Supporting the foreigners
Supporting the foreigners
by Don Franks
"What we need is an outright ban on foreigners owning land or houses in New Zealand, a tough capital gains tax to drive local speculators and investors out of the housing market and a massive state house building programme to meet the housing quality and affordability crisis where it’s having its most devastating impact – on low income New Zealand tenants and families"
The author of the above is long serving left activist John Minto, writing in The Daily Blog on July 13th "National playing the reverse card on housing"
I think John is wrong here and his main
proposition, actioned, can cause workers nothing but
I don't have a problem with John's second and third points - although, frankly, this side of a socialist revolution they're just rhetoric.
"Driving local speculators and investors out of the housing market" has a nice Jesus cleansing the temple ring, but so long as private property is lawful, capitalists will be capitalists.
A massive state house building programe for low income families sounds worthy and decent, but which builder will sign up for it while better returns are to be made housing the super rich?

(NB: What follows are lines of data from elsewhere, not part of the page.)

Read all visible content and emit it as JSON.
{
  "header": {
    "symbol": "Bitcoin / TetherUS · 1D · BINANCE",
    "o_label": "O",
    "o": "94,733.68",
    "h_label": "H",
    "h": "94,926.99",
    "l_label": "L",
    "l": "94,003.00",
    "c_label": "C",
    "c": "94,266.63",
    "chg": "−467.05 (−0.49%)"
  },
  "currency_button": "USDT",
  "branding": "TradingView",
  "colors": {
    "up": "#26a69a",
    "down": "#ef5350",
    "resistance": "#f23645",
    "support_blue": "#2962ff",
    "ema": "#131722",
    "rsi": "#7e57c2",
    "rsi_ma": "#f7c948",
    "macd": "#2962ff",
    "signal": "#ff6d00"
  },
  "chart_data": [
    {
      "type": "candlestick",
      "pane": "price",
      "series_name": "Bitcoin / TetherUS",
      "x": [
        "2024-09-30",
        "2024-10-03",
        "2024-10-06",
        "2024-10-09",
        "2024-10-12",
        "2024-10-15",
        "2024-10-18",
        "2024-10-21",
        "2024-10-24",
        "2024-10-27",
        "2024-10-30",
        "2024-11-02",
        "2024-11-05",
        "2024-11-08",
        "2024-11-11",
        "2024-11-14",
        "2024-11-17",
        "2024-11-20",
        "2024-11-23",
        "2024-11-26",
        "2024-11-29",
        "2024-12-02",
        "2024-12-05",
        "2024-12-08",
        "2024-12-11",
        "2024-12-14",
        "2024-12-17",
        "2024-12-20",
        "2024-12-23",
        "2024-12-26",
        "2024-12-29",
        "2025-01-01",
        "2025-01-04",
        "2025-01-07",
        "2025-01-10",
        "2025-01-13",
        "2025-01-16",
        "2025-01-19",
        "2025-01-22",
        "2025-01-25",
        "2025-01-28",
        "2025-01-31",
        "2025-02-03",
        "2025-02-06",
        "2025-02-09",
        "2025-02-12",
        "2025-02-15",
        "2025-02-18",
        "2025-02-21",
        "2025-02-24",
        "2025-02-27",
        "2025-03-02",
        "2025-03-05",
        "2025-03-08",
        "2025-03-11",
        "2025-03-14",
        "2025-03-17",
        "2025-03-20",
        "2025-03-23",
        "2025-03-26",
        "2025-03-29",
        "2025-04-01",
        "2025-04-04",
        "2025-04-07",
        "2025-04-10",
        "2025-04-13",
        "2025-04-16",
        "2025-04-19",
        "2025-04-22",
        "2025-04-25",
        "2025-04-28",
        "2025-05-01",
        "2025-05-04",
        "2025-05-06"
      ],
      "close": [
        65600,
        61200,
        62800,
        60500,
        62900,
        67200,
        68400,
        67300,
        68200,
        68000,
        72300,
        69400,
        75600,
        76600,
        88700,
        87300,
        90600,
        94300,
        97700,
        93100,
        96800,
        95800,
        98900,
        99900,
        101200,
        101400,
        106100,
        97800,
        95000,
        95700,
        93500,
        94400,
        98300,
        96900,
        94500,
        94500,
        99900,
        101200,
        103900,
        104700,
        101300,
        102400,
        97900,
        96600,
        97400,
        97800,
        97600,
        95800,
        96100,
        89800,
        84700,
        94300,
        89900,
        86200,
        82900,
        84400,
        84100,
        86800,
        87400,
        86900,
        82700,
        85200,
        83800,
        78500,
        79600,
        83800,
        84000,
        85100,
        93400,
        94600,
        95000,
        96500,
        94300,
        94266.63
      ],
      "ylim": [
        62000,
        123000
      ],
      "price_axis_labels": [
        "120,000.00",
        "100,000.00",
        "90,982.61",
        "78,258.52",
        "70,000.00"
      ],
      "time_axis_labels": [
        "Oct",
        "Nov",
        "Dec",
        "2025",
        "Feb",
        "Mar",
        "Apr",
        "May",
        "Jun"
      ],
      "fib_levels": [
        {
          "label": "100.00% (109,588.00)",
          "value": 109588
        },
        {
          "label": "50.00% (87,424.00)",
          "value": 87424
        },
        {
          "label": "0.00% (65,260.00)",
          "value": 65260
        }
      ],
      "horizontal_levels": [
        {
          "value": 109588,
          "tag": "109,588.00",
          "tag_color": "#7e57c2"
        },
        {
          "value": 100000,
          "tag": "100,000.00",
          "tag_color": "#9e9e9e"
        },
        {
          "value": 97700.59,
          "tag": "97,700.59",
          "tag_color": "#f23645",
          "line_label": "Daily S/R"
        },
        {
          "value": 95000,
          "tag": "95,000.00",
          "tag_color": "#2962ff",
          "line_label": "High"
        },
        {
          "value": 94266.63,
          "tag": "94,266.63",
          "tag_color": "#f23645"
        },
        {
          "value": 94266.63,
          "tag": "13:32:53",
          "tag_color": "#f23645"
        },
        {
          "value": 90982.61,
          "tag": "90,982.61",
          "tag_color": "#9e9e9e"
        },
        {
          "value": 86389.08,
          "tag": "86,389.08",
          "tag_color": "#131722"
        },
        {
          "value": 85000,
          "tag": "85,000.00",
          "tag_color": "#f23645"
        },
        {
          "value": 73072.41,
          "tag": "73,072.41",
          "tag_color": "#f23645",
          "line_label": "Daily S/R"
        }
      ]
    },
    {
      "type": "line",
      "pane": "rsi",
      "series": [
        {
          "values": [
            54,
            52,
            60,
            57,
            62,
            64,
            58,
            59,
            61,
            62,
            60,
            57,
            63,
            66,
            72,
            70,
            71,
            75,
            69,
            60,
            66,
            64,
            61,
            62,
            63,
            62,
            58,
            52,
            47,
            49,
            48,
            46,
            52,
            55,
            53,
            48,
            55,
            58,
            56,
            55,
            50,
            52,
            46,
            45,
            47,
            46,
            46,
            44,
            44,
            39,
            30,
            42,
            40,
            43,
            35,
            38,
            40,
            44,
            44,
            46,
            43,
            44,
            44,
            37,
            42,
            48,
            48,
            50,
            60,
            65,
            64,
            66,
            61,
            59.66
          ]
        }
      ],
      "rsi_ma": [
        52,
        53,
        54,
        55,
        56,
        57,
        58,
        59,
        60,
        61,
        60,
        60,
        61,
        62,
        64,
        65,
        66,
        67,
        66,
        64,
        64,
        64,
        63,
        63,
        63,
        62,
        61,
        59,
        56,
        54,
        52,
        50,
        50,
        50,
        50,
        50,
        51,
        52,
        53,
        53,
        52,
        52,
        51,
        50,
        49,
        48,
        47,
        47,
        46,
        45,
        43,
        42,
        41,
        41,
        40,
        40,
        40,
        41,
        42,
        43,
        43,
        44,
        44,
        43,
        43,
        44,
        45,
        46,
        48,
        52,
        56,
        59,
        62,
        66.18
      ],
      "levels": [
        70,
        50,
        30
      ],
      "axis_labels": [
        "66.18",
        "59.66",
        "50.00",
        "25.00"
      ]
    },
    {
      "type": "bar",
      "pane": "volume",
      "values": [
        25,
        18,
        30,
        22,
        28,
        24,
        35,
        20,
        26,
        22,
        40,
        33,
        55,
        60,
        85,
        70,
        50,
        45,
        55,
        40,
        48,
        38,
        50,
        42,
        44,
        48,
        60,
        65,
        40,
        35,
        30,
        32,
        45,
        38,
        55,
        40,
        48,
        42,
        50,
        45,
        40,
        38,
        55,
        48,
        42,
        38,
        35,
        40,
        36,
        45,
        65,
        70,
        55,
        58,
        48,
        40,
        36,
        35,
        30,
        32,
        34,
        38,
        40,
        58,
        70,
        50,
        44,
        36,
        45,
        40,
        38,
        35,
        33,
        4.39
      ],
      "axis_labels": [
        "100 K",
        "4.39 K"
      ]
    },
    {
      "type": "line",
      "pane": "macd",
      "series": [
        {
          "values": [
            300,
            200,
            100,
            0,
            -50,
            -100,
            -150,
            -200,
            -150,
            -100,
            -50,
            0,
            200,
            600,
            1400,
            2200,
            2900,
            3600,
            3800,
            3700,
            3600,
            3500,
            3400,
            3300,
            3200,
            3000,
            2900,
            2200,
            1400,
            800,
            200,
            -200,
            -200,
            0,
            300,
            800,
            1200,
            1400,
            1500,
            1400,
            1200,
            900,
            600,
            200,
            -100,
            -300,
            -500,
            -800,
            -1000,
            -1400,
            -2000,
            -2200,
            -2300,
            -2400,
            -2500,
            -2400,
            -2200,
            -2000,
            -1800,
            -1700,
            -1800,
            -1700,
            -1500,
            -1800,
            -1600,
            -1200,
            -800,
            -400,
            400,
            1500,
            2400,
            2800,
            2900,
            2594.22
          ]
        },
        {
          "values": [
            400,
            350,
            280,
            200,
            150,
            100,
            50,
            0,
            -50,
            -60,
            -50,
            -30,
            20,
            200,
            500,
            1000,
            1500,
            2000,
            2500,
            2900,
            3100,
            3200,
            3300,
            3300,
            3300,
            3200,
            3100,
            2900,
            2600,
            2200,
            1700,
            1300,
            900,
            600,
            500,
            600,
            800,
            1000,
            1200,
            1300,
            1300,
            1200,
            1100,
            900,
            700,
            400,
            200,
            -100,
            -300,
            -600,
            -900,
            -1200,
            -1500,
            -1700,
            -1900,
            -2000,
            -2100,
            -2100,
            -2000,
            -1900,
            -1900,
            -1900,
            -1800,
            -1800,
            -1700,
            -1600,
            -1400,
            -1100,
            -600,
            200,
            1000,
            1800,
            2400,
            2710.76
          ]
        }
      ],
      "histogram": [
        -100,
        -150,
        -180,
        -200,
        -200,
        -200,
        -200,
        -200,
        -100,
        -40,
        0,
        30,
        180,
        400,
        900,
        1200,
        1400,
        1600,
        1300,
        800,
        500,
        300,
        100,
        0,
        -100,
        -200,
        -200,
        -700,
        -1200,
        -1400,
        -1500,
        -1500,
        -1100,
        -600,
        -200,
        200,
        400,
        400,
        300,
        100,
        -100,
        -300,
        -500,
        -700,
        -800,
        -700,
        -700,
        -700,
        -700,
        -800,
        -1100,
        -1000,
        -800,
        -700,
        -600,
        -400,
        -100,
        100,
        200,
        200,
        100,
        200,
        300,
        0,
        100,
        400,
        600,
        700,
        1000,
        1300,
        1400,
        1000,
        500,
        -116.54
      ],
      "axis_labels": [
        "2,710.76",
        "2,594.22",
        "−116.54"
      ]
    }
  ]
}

Still, John's two points are valid visions for a progressive future, his first one is not.
"What we need is an outright ban on foreigners owning land or houses in New Zealand"
Well, presumably, because if a foreigner gets to own a piece of land or a house in New Zealand, then New Zealanders are deprived of those items.
People who were born here, or have become New Zealand citizens become disadvantaged. Surely that's unfair?
Not in my book. The notion that you have some claim on particular bits of the earth because you were born near them has some popularity, but no logic.
Our times and places of birth are accidents, no more worthy on entitlement than the feudal divine right of kings.
The achievement of New Zealand citizenship merely means a person has managed to get their card stamped by the capitalist state, not very difficult if you
have enough means to grease the wheels.
Which is what the debate really should be about.
The only people, foreigners or kiwi able to own land or houses anywhere are those with enough money. There are bona fide New Zealand citizens
owning more land than they can ever work and more houses than they can ever occupy. There are hard working illegal immigrants who will never own
more than a change of clothes. What really divides people is riches and poverty.
That division is easier to see when poor people are standing up for themselves in big numbers.
In New Zealand today, successive governments have whittled the union movement down and gross inequality has become widely socially acceptable.
In such crazy political climate, shadows can sometimes look real.
Money aside, we're all foreigners, briefly squatting on a spinning speck of dust.